Tokens are encrypted at rest with the customer-scoped KMS key.

Scope per company

Each connection is bound to one company at setup. Findings, attack paths, and graph views stay scoped to that company. If you have multiple companies tracking different orgs / different GitHub installs, add one connection per (company, org) pair.

What appears where

  • Code Security page lists the connections and per-repo scan status.
  • Vulnerabilities → Secrets shows individual matches with a repo badge.
  • Attack Graph renders connected repos as repo nodes; secrets found there as secret nodes with a LEAKS edge between them.
  • Attack paths → REPO_TO_CLOUD chains a leaked cred all the way through to the cloud account it unlocks (and the speculative buckets that cloud account holds data in).

Costs & limits

  • Initial scans of a 1000-commit repo take ~30 seconds.
  • Re-scans (incremental, only new commits since last pass) take a fraction of that.
  • Pilot caches every commit’s scan result so you don’t re-scan the same SHA twice.
  • Rate-limit-aware on both GitHub and GitLab — slows down to stay under your API quota.

Removing a connection

From the Code Security page, click the connection’s gear → Remove.
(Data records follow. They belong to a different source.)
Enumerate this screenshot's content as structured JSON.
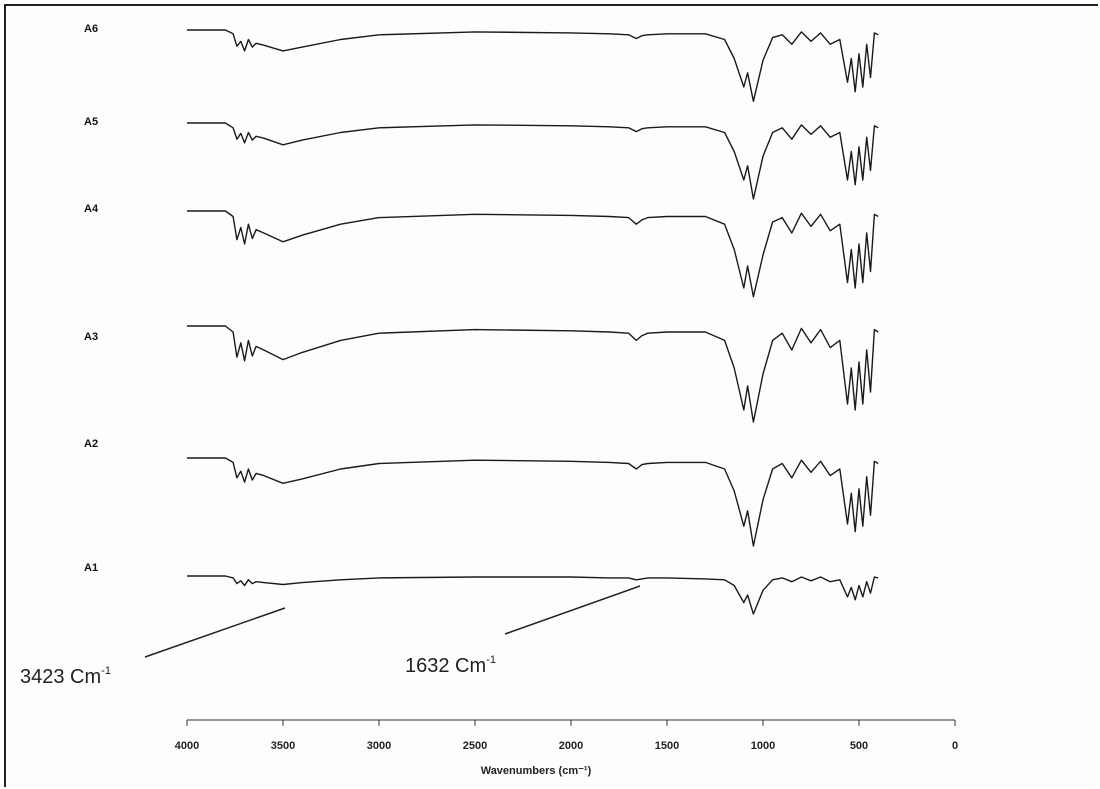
{
  "chart_data": {
    "type": "line",
    "xlabel": "Wavenumbers (cm⁻¹)",
    "ylabel": "",
    "xlim": [
      4000,
      0
    ],
    "x_ticks": [
      4000,
      3500,
      3000,
      2500,
      2000,
      1500,
      1000,
      500,
      0
    ],
    "grid": false,
    "x_axis_reversed": true,
    "series": [
      {
        "name": "A6",
        "x": [
          4000,
          3800,
          3760,
          3740,
          3720,
          3700,
          3680,
          3660,
          3640,
          3600,
          3500,
          3400,
          3200,
          3000,
          2500,
          2000,
          1800,
          1700,
          1660,
          1630,
          1600,
          1500,
          1300,
          1200,
          1150,
          1100,
          1080,
          1050,
          1000,
          950,
          900,
          850,
          800,
          750,
          700,
          650,
          600,
          560,
          540,
          520,
          500,
          480,
          460,
          440,
          420,
          400
        ],
        "y": [
          100,
          100,
          96,
          83,
          88,
          78,
          90,
          82,
          86,
          84,
          78,
          82,
          90,
          95,
          98,
          97,
          96,
          95,
          91,
          94,
          95,
          96,
          96,
          90,
          70,
          40,
          55,
          25,
          68,
          92,
          95,
          85,
          98,
          88,
          97,
          85,
          90,
          45,
          70,
          35,
          75,
          40,
          85,
          50,
          97,
          95
        ]
      },
      {
        "name": "A5",
        "x": [
          4000,
          3800,
          3760,
          3740,
          3720,
          3700,
          3680,
          3660,
          3640,
          3600,
          3500,
          3400,
          3200,
          3000,
          2500,
          2000,
          1800,
          1700,
          1660,
          1630,
          1600,
          1500,
          1300,
          1200,
          1150,
          1100,
          1080,
          1050,
          1000,
          950,
          900,
          850,
          800,
          750,
          700,
          650,
          600,
          560,
          540,
          520,
          500,
          480,
          460,
          440,
          420,
          400
        ],
        "y": [
          100,
          100,
          95,
          83,
          89,
          79,
          90,
          82,
          86,
          84,
          77,
          82,
          90,
          95,
          98,
          97,
          96,
          95,
          91,
          94,
          95,
          96,
          96,
          90,
          70,
          40,
          55,
          20,
          65,
          90,
          95,
          83,
          98,
          88,
          97,
          85,
          90,
          40,
          70,
          35,
          75,
          40,
          85,
          50,
          97,
          95
        ]
      },
      {
        "name": "A4",
        "x": [
          4000,
          3800,
          3760,
          3740,
          3720,
          3700,
          3680,
          3660,
          3640,
          3600,
          3500,
          3400,
          3200,
          3000,
          2500,
          2000,
          1800,
          1700,
          1660,
          1630,
          1600,
          1500,
          1300,
          1200,
          1150,
          1100,
          1080,
          1050,
          1000,
          950,
          900,
          850,
          800,
          750,
          700,
          650,
          600,
          560,
          540,
          520,
          500,
          480,
          460,
          440,
          420,
          400
        ],
        "y": [
          100,
          100,
          95,
          74,
          85,
          70,
          88,
          75,
          83,
          80,
          72,
          78,
          88,
          94,
          97,
          96,
          95,
          94,
          88,
          92,
          94,
          95,
          95,
          88,
          65,
          30,
          50,
          22,
          60,
          90,
          94,
          80,
          98,
          86,
          97,
          82,
          88,
          35,
          65,
          30,
          70,
          35,
          80,
          45,
          97,
          95
        ]
      },
      {
        "name": "A3",
        "x": [
          4000,
          3800,
          3760,
          3740,
          3720,
          3700,
          3680,
          3660,
          3640,
          3600,
          3500,
          3400,
          3200,
          3000,
          2500,
          2000,
          1800,
          1700,
          1660,
          1630,
          1600,
          1500,
          1300,
          1200,
          1150,
          1100,
          1080,
          1050,
          1000,
          950,
          900,
          850,
          800,
          750,
          700,
          650,
          600,
          560,
          540,
          520,
          500,
          480,
          460,
          440,
          420,
          400
        ],
        "y": [
          100,
          100,
          95,
          74,
          86,
          71,
          88,
          75,
          83,
          80,
          72,
          78,
          88,
          94,
          97,
          96,
          95,
          94,
          88,
          92,
          94,
          95,
          95,
          88,
          65,
          30,
          50,
          20,
          60,
          88,
          94,
          80,
          98,
          86,
          97,
          82,
          88,
          35,
          65,
          30,
          70,
          35,
          80,
          45,
          97,
          95
        ]
      },
      {
        "name": "A2",
        "x": [
          4000,
          3800,
          3760,
          3740,
          3720,
          3700,
          3680,
          3660,
          3640,
          3600,
          3500,
          3400,
          3200,
          3000,
          2500,
          2000,
          1800,
          1700,
          1660,
          1630,
          1600,
          1500,
          1300,
          1200,
          1150,
          1100,
          1080,
          1050,
          1000,
          950,
          900,
          850,
          800,
          750,
          700,
          650,
          600,
          560,
          540,
          520,
          500,
          480,
          460,
          440,
          420,
          400
        ],
        "y": [
          100,
          100,
          96,
          82,
          88,
          78,
          90,
          80,
          86,
          84,
          77,
          81,
          90,
          95,
          98,
          97,
          96,
          95,
          90,
          94,
          95,
          96,
          96,
          90,
          70,
          38,
          52,
          20,
          62,
          90,
          95,
          82,
          98,
          87,
          97,
          84,
          90,
          40,
          68,
          33,
          72,
          38,
          83,
          48,
          97,
          95
        ]
      },
      {
        "name": "A1",
        "x": [
          4000,
          3800,
          3760,
          3740,
          3720,
          3700,
          3680,
          3660,
          3640,
          3600,
          3500,
          3400,
          3200,
          3000,
          2500,
          2000,
          1800,
          1700,
          1660,
          1630,
          1600,
          1500,
          1300,
          1200,
          1150,
          1100,
          1080,
          1050,
          1000,
          950,
          900,
          850,
          800,
          750,
          700,
          650,
          600,
          560,
          540,
          520,
          500,
          480,
          460,
          440,
          420,
          400
        ],
        "y": [
          100,
          100,
          98,
          92,
          95,
          90,
          96,
          92,
          94,
          93,
          91,
          93,
          96,
          98,
          99,
          99,
          98,
          98,
          96,
          97,
          98,
          98,
          97,
          96,
          90,
          72,
          80,
          60,
          85,
          96,
          98,
          94,
          99,
          95,
          99,
          94,
          96,
          78,
          88,
          75,
          90,
          78,
          94,
          82,
          99,
          98
        ]
      }
    ],
    "annotations": [
      {
        "text": "3423 Cm",
        "sup": "-1",
        "x": 3423
      },
      {
        "text": "1632 Cm",
        "sup": "-1",
        "x": 1632
      }
    ]
  }
}
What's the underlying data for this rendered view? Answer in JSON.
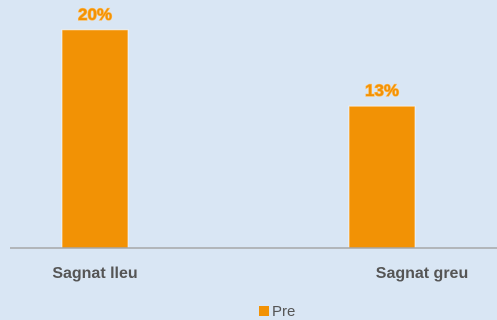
{
  "colors": {
    "background": "#d9e6f4",
    "bar": "#f29205",
    "bar_outline": "#ffffff",
    "label": "#f29205",
    "label_outline": "#ffb74d",
    "axis": "#a6a6a6",
    "text": "#555555"
  },
  "chart_data": {
    "type": "bar",
    "categories": [
      "Sagnat lleu",
      "Sagnat greu"
    ],
    "series": [
      {
        "name": "Pre",
        "values": [
          20,
          13
        ]
      }
    ],
    "data_labels": [
      "20%",
      "13%"
    ],
    "value_unit": "%",
    "ylim": [
      0,
      22
    ],
    "grid": false,
    "legend": {
      "position": "bottom",
      "entries": [
        "Pre"
      ]
    },
    "title": "",
    "xlabel": "",
    "ylabel": ""
  }
}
This:

  • Revokes Pilot’s access at the provider (GitHub installation uninstall, GitLab token forgotten).
  • Removes the secrets found by that connection from your customer data.
  • Removes the repo nodes from the attack graph for the affected company.

The connection cannot be partially scoped — adjust the underlying GitHub installation’s repo set instead.